Clayton Cramer wrote, by way of introducing himself over at the Volokh Conspiracy:
. . . As I look back on my youth, growing up in Santa Monica, California, I can identify three defining moments in creating my political ideology.
The first was a woman who worked at Baskin-Robbins, an ice cream store, on Wilshire Boulevard. She had a tattoo on her arm. . . . It was just a number. . . .
The second defining moment was a teacher that I had . . . [who had worked] with the Dutch Resistance during World War II. . . .
The third defining moment was living in Santa Monica in the late 1970s, when Tom Hayden and my fourth cousin, Jane Fonda, were running a little political machine that used rent control as their method of taking control [emphasis added]. The power madness I saw there, both at City Council meetings, and when I ran for City Council in 1981, persuaded me that the totalitarian instinct is not limited to history books and foreign lands.

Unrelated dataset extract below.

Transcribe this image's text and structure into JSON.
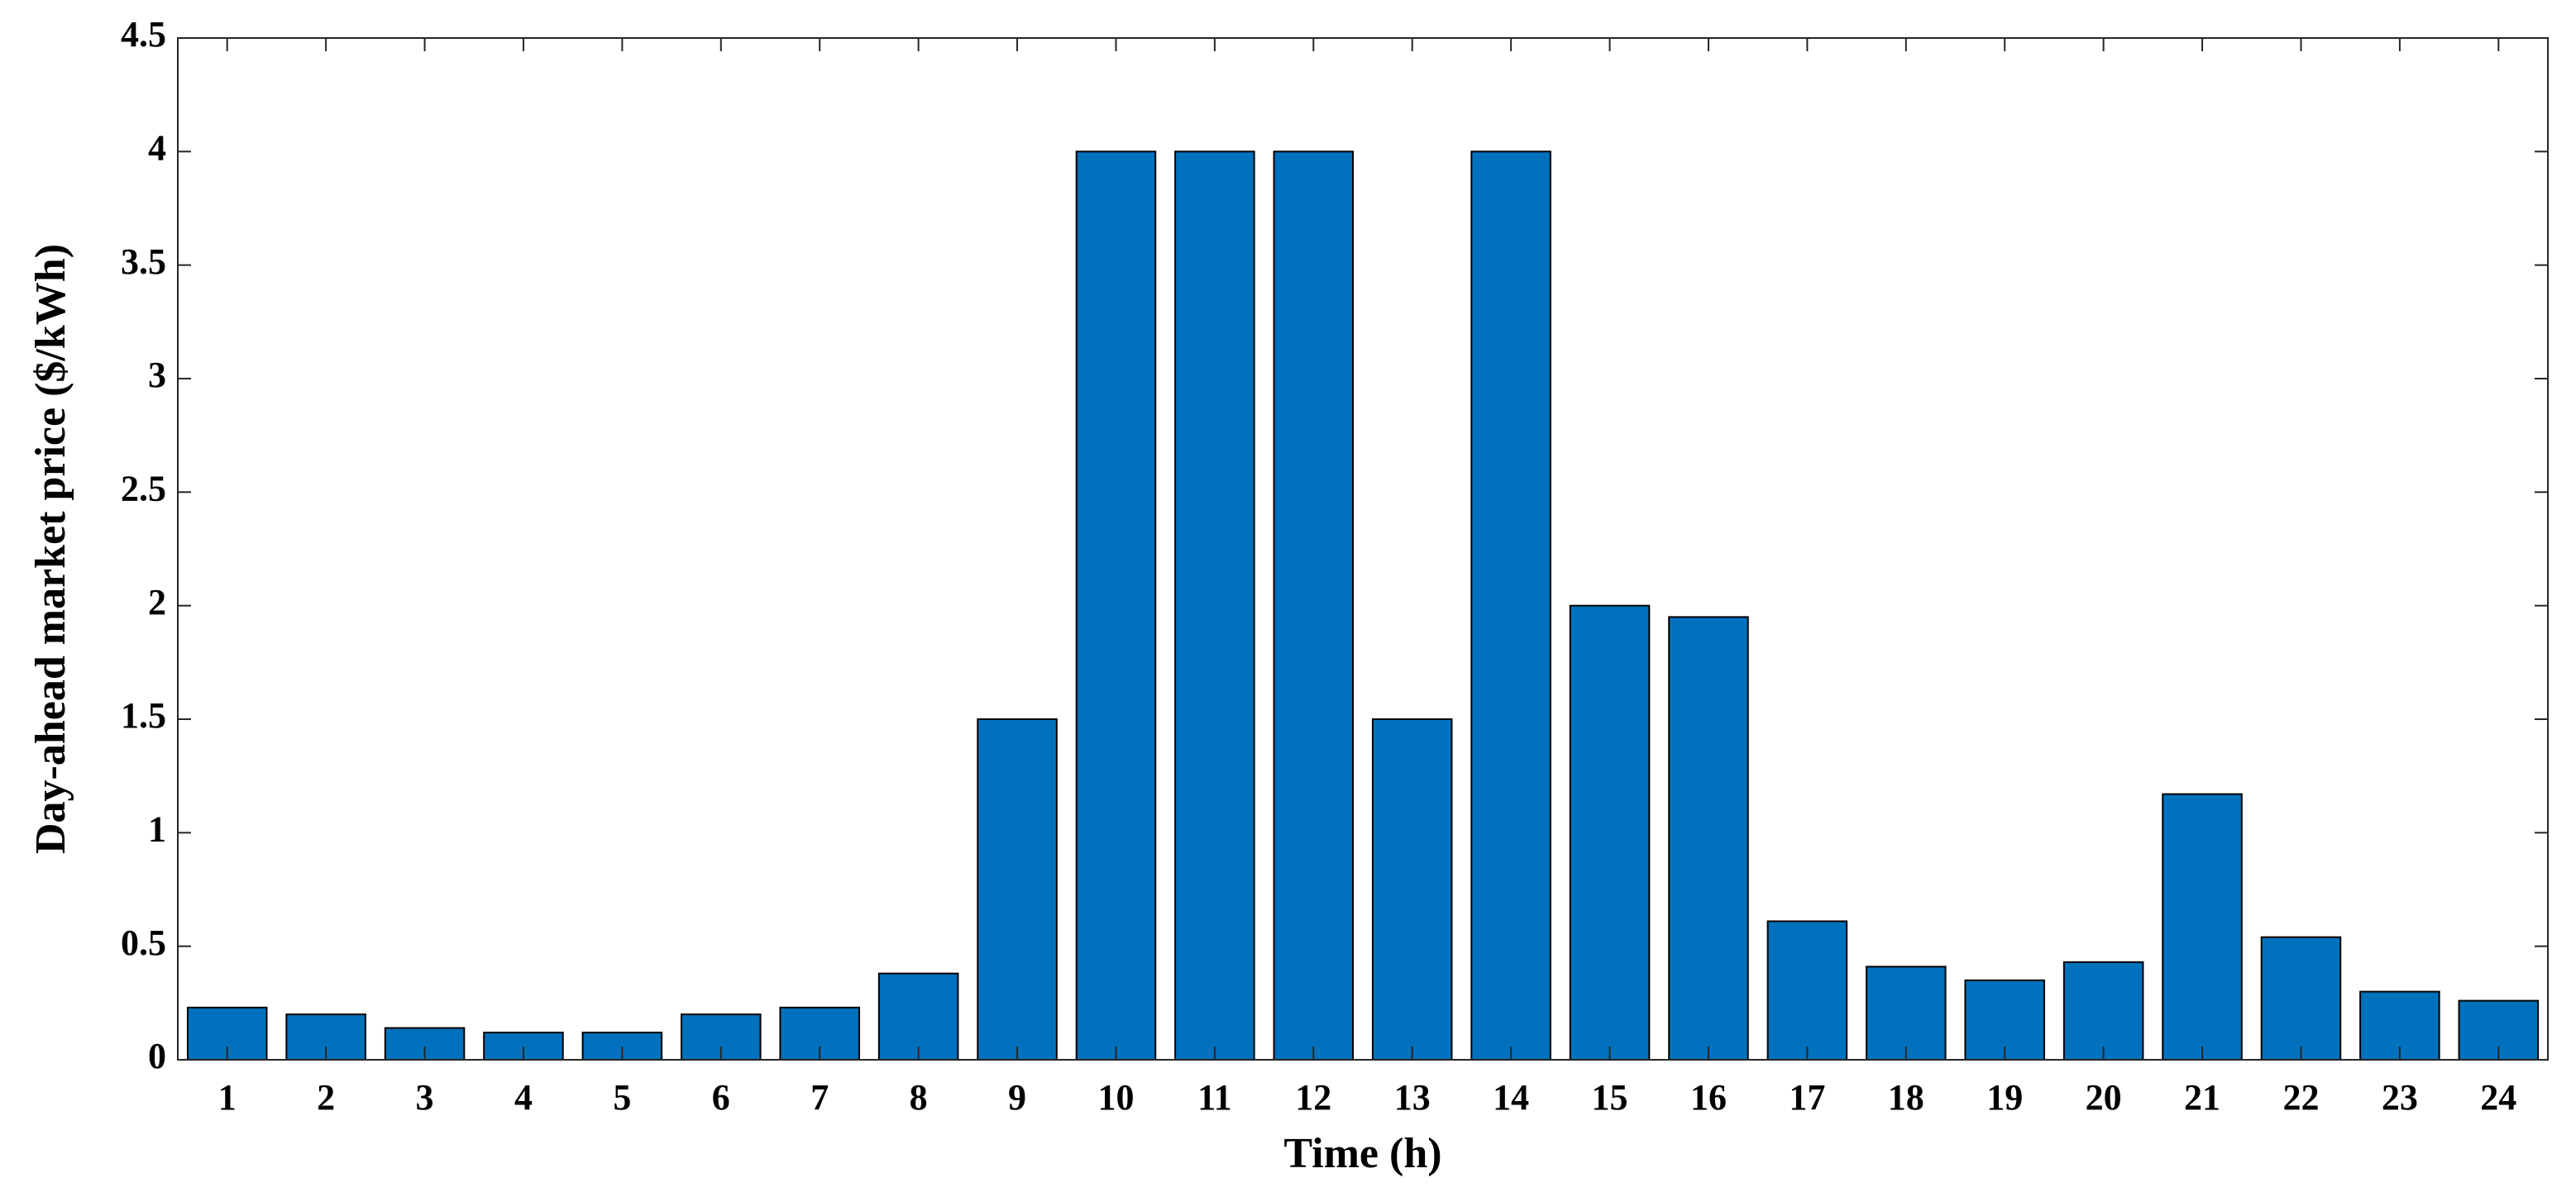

These three events in my life play a big part in why I am a gun rights activist. Never again.
Sam Heldman finds this “truly nutty”:
. . . [for Cramer,] some Santa Monica rent control debates seemed so reminiscent of Nazi totalitarianism and genocide, that he became a gun advocate and right-libertarian. . . . Rent control: the sign of creeping totalitarianism, and the reason for all good men and women to take up arms to defend themselves against the state. Rent control: it reminds him of the slaughter of millions in service of Aryan ideology. Rent control: even just the most striking governmental misconduct of his formative years? I am stunned.
Does anyone else think Heldman is being rather illiterate unfair here? What horrified Cramer was not rent control itself but “the power madness” and “the totalitarian instinct” which, in that place and time, happened to pick landlords rather than Jews for scapegoats.

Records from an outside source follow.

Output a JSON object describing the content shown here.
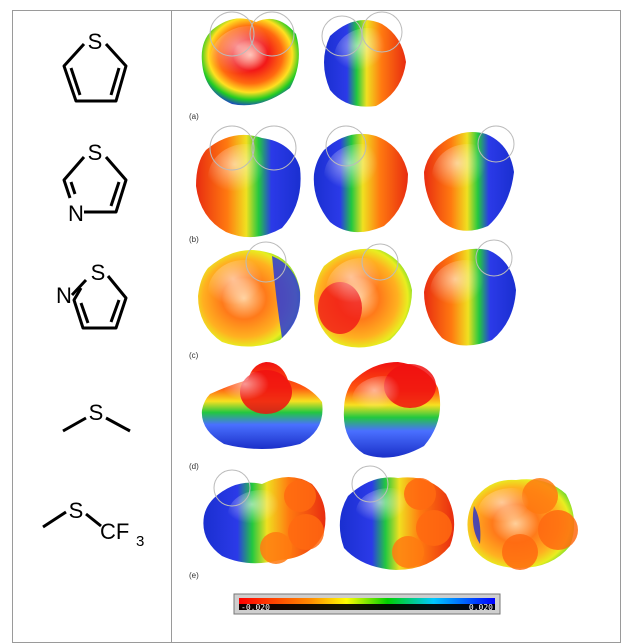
{
  "rows": [
    {
      "panel_label": "(a)",
      "atoms": [
        "S"
      ],
      "map_count": 2
    },
    {
      "panel_label": "(b)",
      "atoms": [
        "S",
        "N"
      ],
      "map_count": 3
    },
    {
      "panel_label": "(c)",
      "atoms": [
        "N",
        "S"
      ],
      "map_count": 3
    },
    {
      "panel_label": "(d)",
      "atoms": [
        "S"
      ],
      "map_count": 2
    },
    {
      "panel_label": "(e)",
      "atoms": [
        "S",
        "CF",
        "3"
      ],
      "map_count": 3
    }
  ],
  "colorbar": {
    "min_label": "-0.020",
    "max_label": "0.020",
    "colors": [
      "#ff0000",
      "#ff8c00",
      "#ffff00",
      "#00d000",
      "#00c8ff",
      "#0000ff"
    ]
  }
}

Great evils start small, and today’s smarter totalitarians have learned not to dress up in military style and shriek race-war slogans; it doesn’t make them harmless.

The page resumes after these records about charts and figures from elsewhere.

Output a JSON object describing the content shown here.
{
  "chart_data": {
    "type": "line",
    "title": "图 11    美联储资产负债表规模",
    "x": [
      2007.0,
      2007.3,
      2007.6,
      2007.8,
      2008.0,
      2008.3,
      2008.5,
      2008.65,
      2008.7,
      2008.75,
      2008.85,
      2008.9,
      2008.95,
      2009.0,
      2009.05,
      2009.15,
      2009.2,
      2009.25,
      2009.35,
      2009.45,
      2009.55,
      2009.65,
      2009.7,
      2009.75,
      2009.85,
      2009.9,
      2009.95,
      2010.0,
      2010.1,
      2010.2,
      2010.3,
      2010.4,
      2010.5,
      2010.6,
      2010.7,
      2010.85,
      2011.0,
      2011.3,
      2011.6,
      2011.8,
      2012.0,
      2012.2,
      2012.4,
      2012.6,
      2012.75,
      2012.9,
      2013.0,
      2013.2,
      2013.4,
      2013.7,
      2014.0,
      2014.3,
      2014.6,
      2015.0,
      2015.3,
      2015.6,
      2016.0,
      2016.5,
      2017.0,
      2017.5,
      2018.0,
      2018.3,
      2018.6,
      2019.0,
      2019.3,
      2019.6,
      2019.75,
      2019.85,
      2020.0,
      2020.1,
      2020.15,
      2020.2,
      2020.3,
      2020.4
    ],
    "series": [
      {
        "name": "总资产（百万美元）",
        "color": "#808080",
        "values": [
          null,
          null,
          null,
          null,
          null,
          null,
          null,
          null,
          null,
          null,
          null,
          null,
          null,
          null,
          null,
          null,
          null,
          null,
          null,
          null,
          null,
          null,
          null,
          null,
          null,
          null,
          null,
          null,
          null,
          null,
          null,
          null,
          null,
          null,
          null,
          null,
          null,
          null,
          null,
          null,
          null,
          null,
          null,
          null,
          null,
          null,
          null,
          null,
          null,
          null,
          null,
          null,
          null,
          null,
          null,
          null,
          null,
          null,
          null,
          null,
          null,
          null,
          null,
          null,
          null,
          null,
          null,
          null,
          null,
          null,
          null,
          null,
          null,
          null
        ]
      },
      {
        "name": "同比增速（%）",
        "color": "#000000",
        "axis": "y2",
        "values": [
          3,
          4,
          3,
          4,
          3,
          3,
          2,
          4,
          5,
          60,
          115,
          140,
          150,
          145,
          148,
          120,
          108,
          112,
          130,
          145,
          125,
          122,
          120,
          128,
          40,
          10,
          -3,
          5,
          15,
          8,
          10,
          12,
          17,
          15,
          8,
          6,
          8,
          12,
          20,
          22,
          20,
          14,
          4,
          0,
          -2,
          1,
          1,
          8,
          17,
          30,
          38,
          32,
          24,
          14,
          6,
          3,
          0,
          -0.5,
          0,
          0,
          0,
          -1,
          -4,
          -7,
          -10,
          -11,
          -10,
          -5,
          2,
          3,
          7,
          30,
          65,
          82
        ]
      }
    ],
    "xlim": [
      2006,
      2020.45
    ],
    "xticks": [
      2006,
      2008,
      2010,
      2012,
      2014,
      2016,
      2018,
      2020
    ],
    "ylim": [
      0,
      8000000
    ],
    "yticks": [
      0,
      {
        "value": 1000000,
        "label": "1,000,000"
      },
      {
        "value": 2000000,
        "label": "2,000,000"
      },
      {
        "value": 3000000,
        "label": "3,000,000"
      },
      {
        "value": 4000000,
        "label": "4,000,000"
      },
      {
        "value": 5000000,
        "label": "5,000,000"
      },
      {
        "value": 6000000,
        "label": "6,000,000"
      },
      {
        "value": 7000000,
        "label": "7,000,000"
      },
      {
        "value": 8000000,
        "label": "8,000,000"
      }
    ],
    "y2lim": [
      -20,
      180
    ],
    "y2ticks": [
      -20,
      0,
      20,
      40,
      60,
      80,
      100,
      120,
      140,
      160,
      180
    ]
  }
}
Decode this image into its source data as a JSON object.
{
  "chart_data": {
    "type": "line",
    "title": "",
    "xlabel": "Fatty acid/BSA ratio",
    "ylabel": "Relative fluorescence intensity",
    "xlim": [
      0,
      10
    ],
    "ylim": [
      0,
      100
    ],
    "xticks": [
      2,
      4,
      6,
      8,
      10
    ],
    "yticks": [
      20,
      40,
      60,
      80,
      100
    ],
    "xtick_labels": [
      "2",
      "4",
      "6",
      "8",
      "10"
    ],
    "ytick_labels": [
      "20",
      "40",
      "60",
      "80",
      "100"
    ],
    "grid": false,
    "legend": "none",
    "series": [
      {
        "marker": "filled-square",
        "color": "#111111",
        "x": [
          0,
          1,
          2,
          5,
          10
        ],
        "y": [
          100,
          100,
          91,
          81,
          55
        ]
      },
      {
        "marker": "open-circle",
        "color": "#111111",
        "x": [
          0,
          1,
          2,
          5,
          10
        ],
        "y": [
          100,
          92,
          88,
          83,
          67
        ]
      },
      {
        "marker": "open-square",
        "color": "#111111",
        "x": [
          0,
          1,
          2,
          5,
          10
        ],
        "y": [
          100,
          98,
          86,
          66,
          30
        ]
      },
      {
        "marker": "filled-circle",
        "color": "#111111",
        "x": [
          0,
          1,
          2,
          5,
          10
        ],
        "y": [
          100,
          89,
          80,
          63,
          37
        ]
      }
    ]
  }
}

I’d describe Cramer as a conservative with some libertarian views, rather than “right-libertarian”. But he says (in mail, quoted with permission):
I used to be a pretty doctrinaire libertarian; reading history, and living in Sonoma County, California, has made me a LOT more sympathetic to conservative ideas. I’m still more libertarian than conservative, but this latest stunt from the Stalinist wing of the homosexual movement (the straw that broke the camel’s back with Volokh Conspiracy) is making me more and more sympathetic to social conservatives.